Il faut créer les conditions favorables à l’innovation, la production, la commercialisation et l’exportation de technologies bas carbone. Nous devons aller plus loin dans le renforcement de l’autonomie stratégique des entreprises sur le sol européen. Cela passe par exemple par l’empreinte carbone, par le levier de la commande publique, ou encore un Buy European Act.
L’électrification des usages est généralement admise comme le moyen le plus efficace de décarboner notre économie. Mais cette « deuxième révolution électrique » n’a pas commencé et l’électricité stagne à 27 % dans le mix énergétique des consommations finales. Que faudrait-il faire pour sortir plus rapidement de la dépendance aux énergies fossiles ?
P. M. : L’électrification est l’un des leviers principaux pour décarboner notre économie, en parallèle du développement des énergies renouvelables, bas carbone et de l’efficacité énergétique.
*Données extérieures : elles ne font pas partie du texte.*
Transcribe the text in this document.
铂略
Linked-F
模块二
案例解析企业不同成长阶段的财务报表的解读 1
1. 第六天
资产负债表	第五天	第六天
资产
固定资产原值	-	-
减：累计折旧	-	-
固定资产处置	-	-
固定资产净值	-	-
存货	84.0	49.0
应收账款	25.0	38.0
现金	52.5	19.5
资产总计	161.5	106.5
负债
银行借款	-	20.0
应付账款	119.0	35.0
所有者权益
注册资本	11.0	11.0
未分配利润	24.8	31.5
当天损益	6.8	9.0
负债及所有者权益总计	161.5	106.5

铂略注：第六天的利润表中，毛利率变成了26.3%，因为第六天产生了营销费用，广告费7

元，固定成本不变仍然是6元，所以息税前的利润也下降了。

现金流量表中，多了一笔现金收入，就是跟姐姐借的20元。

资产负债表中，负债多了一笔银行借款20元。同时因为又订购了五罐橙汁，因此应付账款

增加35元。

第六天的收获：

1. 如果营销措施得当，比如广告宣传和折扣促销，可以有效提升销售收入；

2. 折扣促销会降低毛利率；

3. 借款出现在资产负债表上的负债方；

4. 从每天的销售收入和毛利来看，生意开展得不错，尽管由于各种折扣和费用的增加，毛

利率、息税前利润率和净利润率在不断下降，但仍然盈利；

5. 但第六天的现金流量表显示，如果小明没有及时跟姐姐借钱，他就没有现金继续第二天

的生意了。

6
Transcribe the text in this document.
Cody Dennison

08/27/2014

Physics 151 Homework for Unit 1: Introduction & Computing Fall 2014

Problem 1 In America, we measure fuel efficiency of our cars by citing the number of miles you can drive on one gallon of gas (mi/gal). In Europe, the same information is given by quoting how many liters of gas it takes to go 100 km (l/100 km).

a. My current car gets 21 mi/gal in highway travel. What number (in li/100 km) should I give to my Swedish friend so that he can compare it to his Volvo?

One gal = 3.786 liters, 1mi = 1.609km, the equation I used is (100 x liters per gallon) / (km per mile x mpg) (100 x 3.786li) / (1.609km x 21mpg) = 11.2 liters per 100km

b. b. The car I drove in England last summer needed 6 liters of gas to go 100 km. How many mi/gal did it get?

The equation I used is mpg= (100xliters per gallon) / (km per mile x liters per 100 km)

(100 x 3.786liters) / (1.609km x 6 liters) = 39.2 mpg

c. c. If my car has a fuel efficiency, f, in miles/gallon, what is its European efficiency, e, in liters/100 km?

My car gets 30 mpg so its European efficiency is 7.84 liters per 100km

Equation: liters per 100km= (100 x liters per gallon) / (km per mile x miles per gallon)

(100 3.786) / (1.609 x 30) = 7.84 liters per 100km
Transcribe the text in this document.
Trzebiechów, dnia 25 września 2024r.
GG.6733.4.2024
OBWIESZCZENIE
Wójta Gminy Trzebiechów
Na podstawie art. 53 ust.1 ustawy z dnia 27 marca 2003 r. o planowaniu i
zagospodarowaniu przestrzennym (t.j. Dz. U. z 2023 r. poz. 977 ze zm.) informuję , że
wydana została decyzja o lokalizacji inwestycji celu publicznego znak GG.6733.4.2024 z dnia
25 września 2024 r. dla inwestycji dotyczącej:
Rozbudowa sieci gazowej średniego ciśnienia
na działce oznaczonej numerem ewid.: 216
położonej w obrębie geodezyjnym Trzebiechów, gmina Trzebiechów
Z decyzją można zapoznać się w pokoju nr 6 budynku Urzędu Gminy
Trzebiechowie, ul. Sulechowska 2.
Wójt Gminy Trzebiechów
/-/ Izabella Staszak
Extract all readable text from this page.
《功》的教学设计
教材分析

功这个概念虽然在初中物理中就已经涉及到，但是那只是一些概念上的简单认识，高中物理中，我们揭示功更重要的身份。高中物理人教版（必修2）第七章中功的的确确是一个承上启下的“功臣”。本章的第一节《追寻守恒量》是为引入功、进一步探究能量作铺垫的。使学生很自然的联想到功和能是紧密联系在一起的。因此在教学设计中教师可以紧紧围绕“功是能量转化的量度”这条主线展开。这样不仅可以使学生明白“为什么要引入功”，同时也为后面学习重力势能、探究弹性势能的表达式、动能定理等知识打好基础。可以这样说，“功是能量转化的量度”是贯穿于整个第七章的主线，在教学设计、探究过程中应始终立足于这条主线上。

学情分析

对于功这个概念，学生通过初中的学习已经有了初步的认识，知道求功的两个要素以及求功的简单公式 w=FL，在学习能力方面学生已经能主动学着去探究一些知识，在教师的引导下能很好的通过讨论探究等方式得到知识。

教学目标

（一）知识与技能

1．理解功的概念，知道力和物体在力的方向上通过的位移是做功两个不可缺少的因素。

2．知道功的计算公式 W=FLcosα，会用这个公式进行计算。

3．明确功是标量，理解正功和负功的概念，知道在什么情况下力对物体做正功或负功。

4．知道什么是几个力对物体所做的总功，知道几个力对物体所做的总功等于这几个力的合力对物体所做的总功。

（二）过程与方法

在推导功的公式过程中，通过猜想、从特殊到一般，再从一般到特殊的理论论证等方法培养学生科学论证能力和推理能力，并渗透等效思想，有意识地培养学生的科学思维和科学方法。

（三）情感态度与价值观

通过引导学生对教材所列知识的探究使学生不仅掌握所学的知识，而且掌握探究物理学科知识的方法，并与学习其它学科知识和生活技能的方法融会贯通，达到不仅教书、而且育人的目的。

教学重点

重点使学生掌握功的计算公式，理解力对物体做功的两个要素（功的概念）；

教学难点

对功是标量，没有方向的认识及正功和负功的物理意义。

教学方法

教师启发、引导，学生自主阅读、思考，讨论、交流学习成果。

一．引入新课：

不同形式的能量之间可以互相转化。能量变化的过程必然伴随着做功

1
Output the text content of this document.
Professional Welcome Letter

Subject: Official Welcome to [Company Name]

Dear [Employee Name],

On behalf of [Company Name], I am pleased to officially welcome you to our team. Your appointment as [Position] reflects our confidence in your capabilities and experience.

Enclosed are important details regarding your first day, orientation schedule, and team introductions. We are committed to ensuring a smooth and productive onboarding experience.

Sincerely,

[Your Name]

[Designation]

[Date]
Mais la reprise de la consommation post-crise énergétique prend plus de temps que prévu et pourrait remettre en cause la faisabilité des investissements.
Si le pic de la crise est passé, les entreprises en subissent encore le contrecoup. Elles ne sont pas en mesure de sécuriser des prix de l’énergie stables et attractifs. Nos entreprises s’exposent à un risque réel de décrochage de compétitivité face à des industries chinoises ou américaines qui continuent à bénéficier de prix bas de l’énergie.
Pour investir, les acteurs économiques ont besoin d’une meilleure planification des politiques industrielles nationales. Simplicité, visibilité et stabilité des prix de l’énergie constituent les leviers clés pour atteindre nos objectifs. Or, le prix de l’électricité n’est pas assez incitatif pour pousser les entreprises à faire leur transition décarbonée.
Tout l’enjeu du cadre post-ARENH réside dans le développement d’offres de moyen terme et des contrats à long terme. Les acteurs passant à l’électrification ont besoin d’un business model positif pour finaliser leurs investissements et s’électrifier.
La priorité donnée au développement des véhicules électriques fait débat. Pensez-vous que la politique actuelle soit la bonne ? L’industrie automobile française est-elle prête à relever ce défi ?
P. M. : Les entreprises soutiennent sans réserve l’objectif de décarbonation de l’UE en vue de limiter le réchauffement climatique à +1,5 %. Elles sont déterminées à produire, commercialiser et exporter des solutions compétitives.
Cependant, l’industrie automobile est sur une ligne de crête. C’est un secteur pleinement engagé dans sa transformation, dont la complexité technologique ne doit pas être sous-estimée.
Malgré les défis que présente le pilotage de la transition, on déplore la légèreté avec laquelle l’Europe a légiféré sur la fin du moteur thermique. Sans réelle étude d’impact, la trajectoire décidée ne correspond ni au temps industriel, ni à la réalité d’un marché comportant des imprévus. Je pense aussi à la proposition de loi Adam qui fixait des objectifs prématurés et très ambitieux pour électrifier le parc automobile. Cette proposition de loi ne tenait aucun compte des freins opérationnels et économiques qui subsistent encore et expliquent des retards dans l’atteinte des objectifs de verdissements des flottes.
Alors que la France poursuit l’objectif d’électrifier son parc automobile d’ici 2035, la stratégie actuelle doit apporter stabilité et cohérence pour se réaliser.